Imaginal Dress Rehearsal
By Francine Broder, PsyD
Beck Institute Faculty
My client Charlie had a stressful situation with the doorman at his friends’ apartment building. He was asked to sign in, which he did not want to do and hadn’t had to do in the past, and assumed the doorman was wielding his power.
In session, Charlie was able to move from self-defeating thoughts and behaviors about this experience, to being able to establish a warm relationship with the doorman.
Charlie was able to shift from defiance to willingness to experiment with prosocial behavior with the doorman given these factors:
- The therapeutic alliance is strong which allowed him to calm down and engage in a collaborative session despite being upset about the incident with the doorman.
- I taught him a brief relaxation breathing exercise which helped him feel less out of control.
- We had been working on identifying and modifying cognitive distortions and this was a perfect opportunity for him to see that his automatic thoughts are not always accurate.
Here is how I conceptualized the incident according to the cognitive model.
Charlie initially had a difficult time generating alternative views of the situation, but with help was able to come up with, “Maybe the doorman didn’t ask the other people to sign in because they live here. He may have laughed because he was nervous.”
Given the patient’s core belief of helplessness, and to prepare the client for future interactions with the doorman, I designed an imaginal dress rehearsal, an intervention I learned from Dr. Aaron Beck. In this dress rehearsal, the patient practiced prosocial behavior in which he could imagine acting and feeling strong instead of weak and helpless.
- Looking at the doorman as he approached the desk
- Greeting the doorman by saying “Hey, man, how’re you doing?”
- Signing the sign-in book
I also made sure Charlie knew his options.

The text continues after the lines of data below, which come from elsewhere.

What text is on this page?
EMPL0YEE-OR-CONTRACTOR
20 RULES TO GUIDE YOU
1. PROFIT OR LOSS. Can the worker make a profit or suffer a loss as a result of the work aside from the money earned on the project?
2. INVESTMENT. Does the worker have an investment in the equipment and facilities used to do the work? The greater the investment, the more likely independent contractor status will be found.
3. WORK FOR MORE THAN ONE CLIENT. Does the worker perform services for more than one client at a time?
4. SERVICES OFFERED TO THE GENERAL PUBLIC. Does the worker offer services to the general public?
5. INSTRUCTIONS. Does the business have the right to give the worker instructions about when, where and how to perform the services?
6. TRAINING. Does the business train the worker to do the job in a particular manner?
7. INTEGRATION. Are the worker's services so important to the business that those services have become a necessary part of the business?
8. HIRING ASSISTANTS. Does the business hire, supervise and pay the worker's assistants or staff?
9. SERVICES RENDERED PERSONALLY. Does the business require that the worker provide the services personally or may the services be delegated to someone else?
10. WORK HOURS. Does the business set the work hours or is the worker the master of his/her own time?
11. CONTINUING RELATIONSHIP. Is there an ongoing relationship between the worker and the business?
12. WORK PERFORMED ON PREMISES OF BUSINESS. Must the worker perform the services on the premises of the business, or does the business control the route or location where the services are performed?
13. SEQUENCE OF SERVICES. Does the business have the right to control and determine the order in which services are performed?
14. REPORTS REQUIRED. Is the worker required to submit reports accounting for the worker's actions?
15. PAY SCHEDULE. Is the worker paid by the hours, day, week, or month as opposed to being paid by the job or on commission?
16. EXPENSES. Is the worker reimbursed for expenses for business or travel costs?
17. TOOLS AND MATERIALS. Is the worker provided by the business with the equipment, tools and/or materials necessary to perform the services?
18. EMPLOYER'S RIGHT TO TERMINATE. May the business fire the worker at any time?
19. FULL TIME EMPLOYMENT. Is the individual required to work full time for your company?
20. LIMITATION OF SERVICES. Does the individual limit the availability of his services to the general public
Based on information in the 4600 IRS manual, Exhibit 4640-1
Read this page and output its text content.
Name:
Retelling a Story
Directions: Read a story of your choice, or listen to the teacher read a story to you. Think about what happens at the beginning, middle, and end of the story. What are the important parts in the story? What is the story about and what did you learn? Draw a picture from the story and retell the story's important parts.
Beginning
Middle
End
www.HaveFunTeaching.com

In the future, if he did not want to engage in this prosocial behavior, he could call his friend to let him into the building and avoid the need to interact with the doorman. After the session, though, Charlie was empowered to make amends. He apologized to the doorman and has continued to greet the doorman each time he goes to visit his friend. Additionally, Charlie reports that he and the doorman have a brief but enjoyable social exchange each time he visits the building. They recently discovered they have some common interests.
In summary, the continued practice identifying and modifying inaccurate thoughts was helpful, but I think the main factor in Charlie’s turning point was the imaginal dress rehearsal. He was able to “try on” being confident and strong in the safety of my office, and then try it out in real life. Charlie’s willingness to experiment with prosocial behavior seems to have led to the start of a positive relationship.